Ketika masih bocah, Hasna mengira kicauan burung adalah bagian alami dari fajar pagi. Sama seperti matahari terbit atau kabut yang turun dari bukit.Â
Malam-malamnya di kampungnya dulu begitu tenang sehingga dia bisa mendengarkan suara kelapa jatuh setelah dimakan tupai dan bahkan denging nyamuk di sekitar gubuk. Namun dia tak pernah mendengar suara nyanyian burung dari senja hingga pagi hari.
Hasna membayangkan bahwa burung-burung pada malam hari pulang ke sarang mereka tinggi di gunung, dan ketika mereka melihat matahari naik, mereka mengepakkan sayap mereka dan terbang turun untuk bertengger di puncak-puncak pohon yang menaungi desa. Makanya ketika Hasna mengambil air di perigi atau mencuci pakaian di sungai, burung-burung itu menyapanya dengan siulan riang.
Satu-satunya suara burung yang didengarnya di ibukota adalah saat mengunjungi adik suaminya di ibukota, Lima. Pada hari kedua dia di Jakarta, Bahrum memperkenalkannya kepada Lima, dan Lima memperkenalkan Hasna pada ayam pelungnya yang cantik.
Ibu Hasna pernah mengatakan bahwa burung adalah ciptaan Tuhan yang diberkati karena mereka dapat melihat semuanya: samudera yang luas dengan pulau-pulau sebagai hiasan, sungai yang mengalir berliku-liku melalui gunung-gunung terjun ke ngarai dan akhirnya ke laut, bahkan tudung es di kutub yang menjadi rumah bagi hewan-hewan seperti beruang putih dan penguin.
Kata-kata ibunya terngiang di tenganya saat dia dan suaminya membungkuk, menatap bulu-bulu merah kuning oranye hitam keperakan ayam pelung Lima. Di mata Hasna, ayam pelung itu tampak serupa dengan burung-burung di kampungnya.

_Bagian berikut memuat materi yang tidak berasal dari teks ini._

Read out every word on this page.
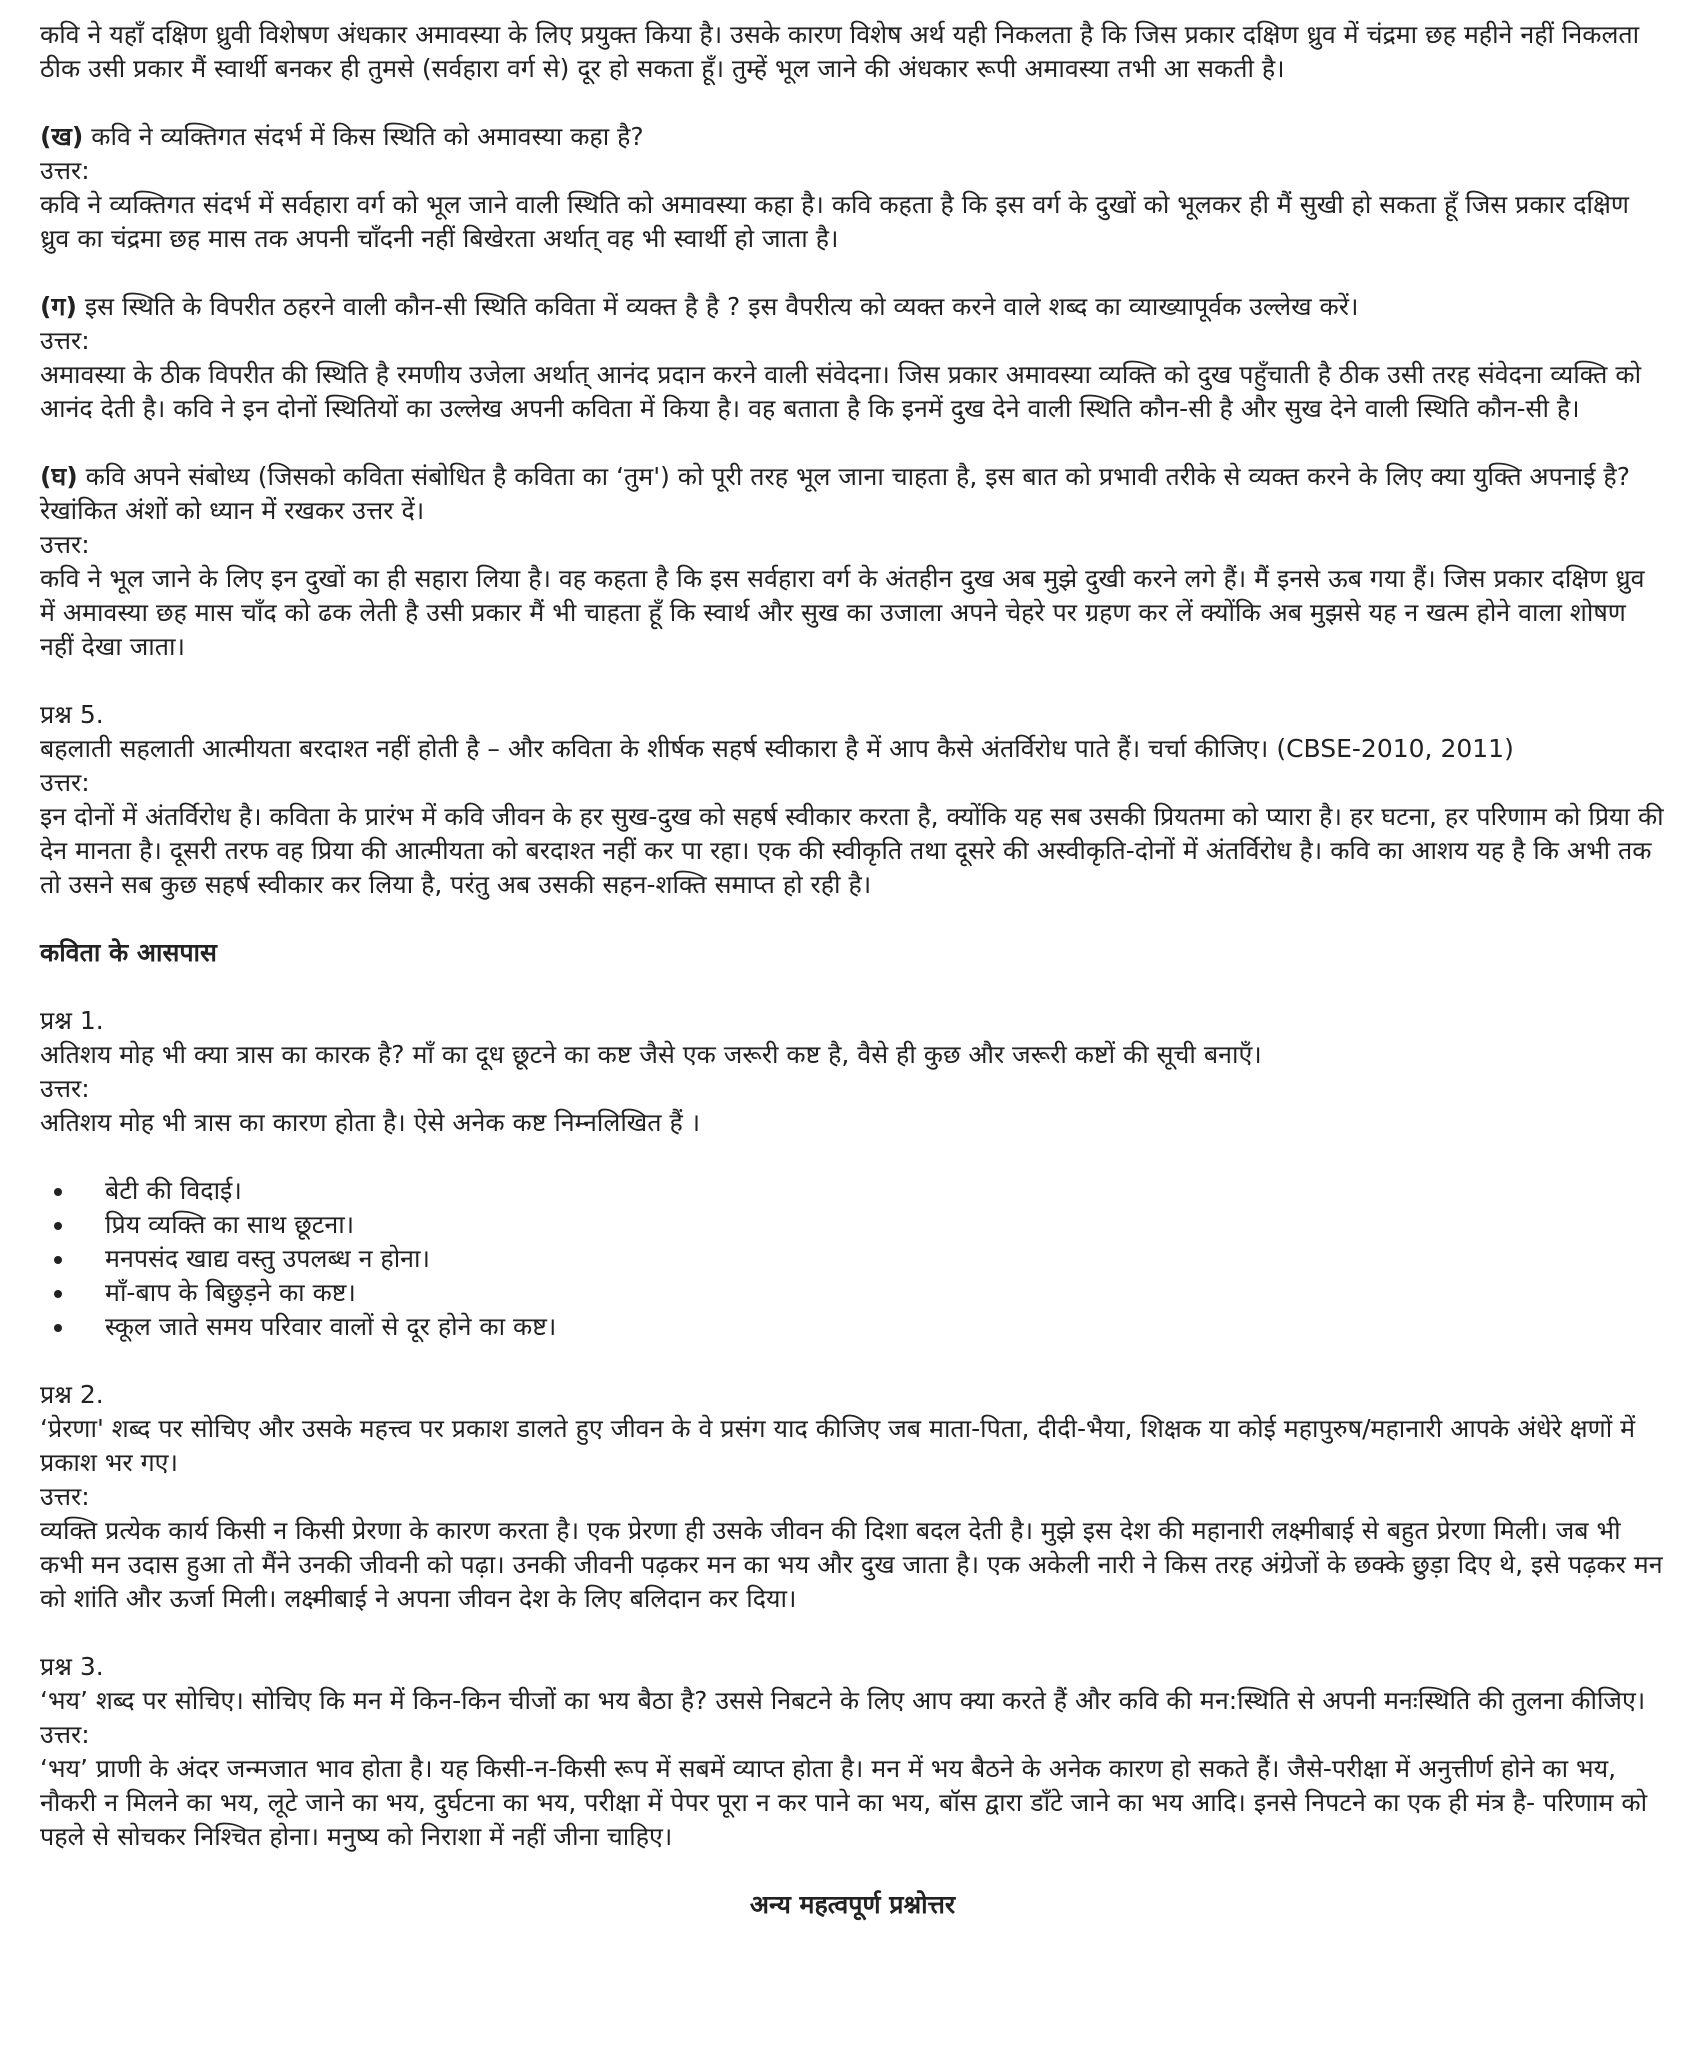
कवि ने यहाँ दक्षिण ध्रुवी विशेषण अंधकार अमावस्या के लिए प्रयुक्त किया है। उसके कारण विशेष अर्थ यही निकलता है कि जिस प्रकार दक्षिण ध्रुव में चंद्रमा छह महीने नहीं निकलता ठीक उसी प्रकार मैं स्वार्थी बनकर ही तुमसे (सर्वहारा वर्ग से) दूर हो सकता हूँ। तुम्हें भूल जाने की अंधकार रूपी अमावस्या तभी आ सकती है।

(ख) कवि ने व्यक्तिगत संदर्भ में किस स्थिति को अमावस्या कहा है?

उत्तर:

कवि ने व्यक्तिगत संदर्भ में सर्वहारा वर्ग को भूल जाने वाली स्थिति को अमावस्या कहा है। कवि कहता है कि इस वर्ग के दुखों को भूलकर ही मैं सुखी हो सकता हूँ जिस प्रकार दक्षिण ध्रुव का चंद्रमा छह मास तक अपनी चाँदनी नहीं बिखेरता अर्थात् वह भी स्वार्थी हो जाता है।

(ग) इस स्थिति के विपरीत ठहरने वाली कौन-सी स्थिति कविता में व्यक्त है है ? इस वैपरीत्य को व्यक्त करने वाले शब्द का व्याख्यापूर्वक उल्लेख करें।

उत्तर:

अमावस्या के ठीक विपरीत की स्थिति है रमणीय उजेला अर्थात् आनंद प्रदान करने वाली संवेदना। जिस प्रकार अमावस्या व्यक्ति को दुख पहुँचाती है ठीक उसी तरह संवेदना व्यक्ति को आनंद देती है। कवि ने इन दोनों स्थितियों का उल्लेख अपनी कविता में किया है। वह बताता है कि इनमें दुख देने वाली स्थिति कौन-सी है और सुख देने वाली स्थिति कौन-सी है।

(घ) कवि अपने संबोध्य (जिसको कविता संबोधित है कविता का ‘तुम') को पूरी तरह भूल जाना चाहता है, इस बात को प्रभावी तरीके से व्यक्त करने के लिए क्या युक्ति अपनाई है? रेखांकित अंशों को ध्यान में रखकर उत्तर दें।

उत्तर:

कवि ने भूल जाने के लिए इन दुखों का ही सहारा लिया है। वह कहता है कि इस सर्वहारा वर्ग के अंतहीन दुख अब मुझे दुखी करने लगे हैं। मैं इनसे ऊब गया हैं। जिस प्रकार दक्षिण ध्रुव में अमावस्या छह मास चाँद को ढक लेती है उसी प्रकार मैं भी चाहता हूँ कि स्वार्थ और सुख का उजाला अपने चेहरे पर ग्रहण कर लें क्योंकि अब मुझसे यह न खत्म होने वाला शोषण नहीं देखा जाता।

प्रश्न 5.

बहलाती सहलाती आत्मीयता बरदाश्त नहीं होती है – और कविता के शीर्षक सहर्ष स्वीकारा है में आप कैसे अंतर्विरोध पाते हैं। चर्चा कीजिए। (CBSE-2010, 2011)

उत्तर:

इन दोनों में अंतर्विरोध है। कविता के प्रारंभ में कवि जीवन के हर सुख-दुख को सहर्ष स्वीकार करता है, क्योंकि यह सब उसकी प्रियतमा को प्यारा है। हर घटना, हर परिणाम को प्रिया की देन मानता है। दूसरी तरफ वह प्रिया की आत्मीयता को बरदाश्त नहीं कर पा रहा। एक की स्वीकृति तथा दूसरे की अस्वीकृति-दोनों में अंतर्विरोध है। कवि का आशय यह है कि अभी तक तो उसने सब कुछ सहर्ष स्वीकार कर लिया है, परंतु अब उसकी सहन-शक्ति समाप्त हो रही है।

कविता के आसपास

प्रश्न 1.

अतिशय मोह भी क्या त्रास का कारक है? माँ का दूध छूटने का कष्ट जैसे एक जरूरी कष्ट है, वैसे ही कुछ और जरूरी कष्टों की सूची बनाएँ।

उत्तर:

अतिशय मोह भी त्रास का कारण होता है। ऐसे अनेक कष्ट निम्नलिखित हैं ।

बेटी की विदाई।
प्रिय व्यक्ति का साथ छूटना।
मनपसंद खाद्य वस्तु उपलब्ध न होना।
माँ-बाप के बिछुड़ने का कष्ट।
स्कूल जाते समय परिवार वालों से दूर होने का कष्ट।

प्रश्न 2.

‘प्रेरणा' शब्द पर सोचिए और उसके महत्त्व पर प्रकाश डालते हुए जीवन के वे प्रसंग याद कीजिए जब माता-पिता, दीदी-भैया, शिक्षक या कोई महापुरुष/महानारी आपके अंधेरे क्षणों में प्रकाश भर गए।

उत्तर:

व्यक्ति प्रत्येक कार्य किसी न किसी प्रेरणा के कारण करता है। एक प्रेरणा ही उसके जीवन की दिशा बदल देती है। मुझे इस देश की महानारी लक्ष्मीबाई से बहुत प्रेरणा मिली। जब भी कभी मन उदास हुआ तो मैंने उनकी जीवनी को पढ़ा। उनकी जीवनी पढ़कर मन का भय और दुख जाता है। एक अकेली नारी ने किस तरह अंग्रेजों के छक्के छुड़ा दिए थे, इसे पढ़कर मन को शांति और ऊर्जा मिली। लक्ष्मीबाई ने अपना जीवन देश के लिए बलिदान कर दिया।

प्रश्न 3.

‘भय’ शब्द पर सोचिए। सोचिए कि मन में किन-किन चीजों का भय बैठा है? उससे निबटने के लिए आप क्या करते हैं और कवि की मन:स्थिति से अपनी मनःस्थिति की तुलना कीजिए।

उत्तर:

‘भय’ प्राणी के अंदर जन्मजात भाव होता है। यह किसी-न-किसी रूप में सबमें व्याप्त होता है। मन में भय बैठने के अनेक कारण हो सकते हैं। जैसे-परीक्षा में अनुत्तीर्ण होने का भय, नौकरी न मिलने का भय, लूटे जाने का भय, दुर्घटना का भय, परीक्षा में पेपर पूरा न कर पाने का भय, बॉस द्वारा डाँटे जाने का भय आदि। इनसे निपटने का एक ही मंत्र है- परिणाम को पहले से सोचकर निश्चित होना। मनुष्य को निराशा में नहीं जीना चाहिए।

अन्य महत्वपूर्ण प्रश्नोत्तर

"Kasihan sekali, terkurung seperti itu," Hasna berbisik.
"Jangan khawatir," kata Bahrum. "Ayam bukan jenis unggas yang dapat terbang. Sayapnya bukan diciptakan untuk terbang tinggi. Dia tidak pernah belajar bagaimana caranya."
Malam itu, ketika berbaring di tempat tidur mendengarkan suara lalu lintas yang tak kunjung sepi, Hasna bertanya-tanya apa yang akan dikatakan orang-orang di kampungnya jika dia bercerita bahwa adik perempuan Bahrum menghabiskan uang hasil penjualan dua kali panen seluruh sawah penduduk untuk membeli seekor burung.
Mereka akan berpikir bahwa orang-orang kota sudah kehilangan akal sehat, dengan kata lain: gila.
"Adikmu seharusnya tak boleh mengurung burung itu," katanya pada Bahrum.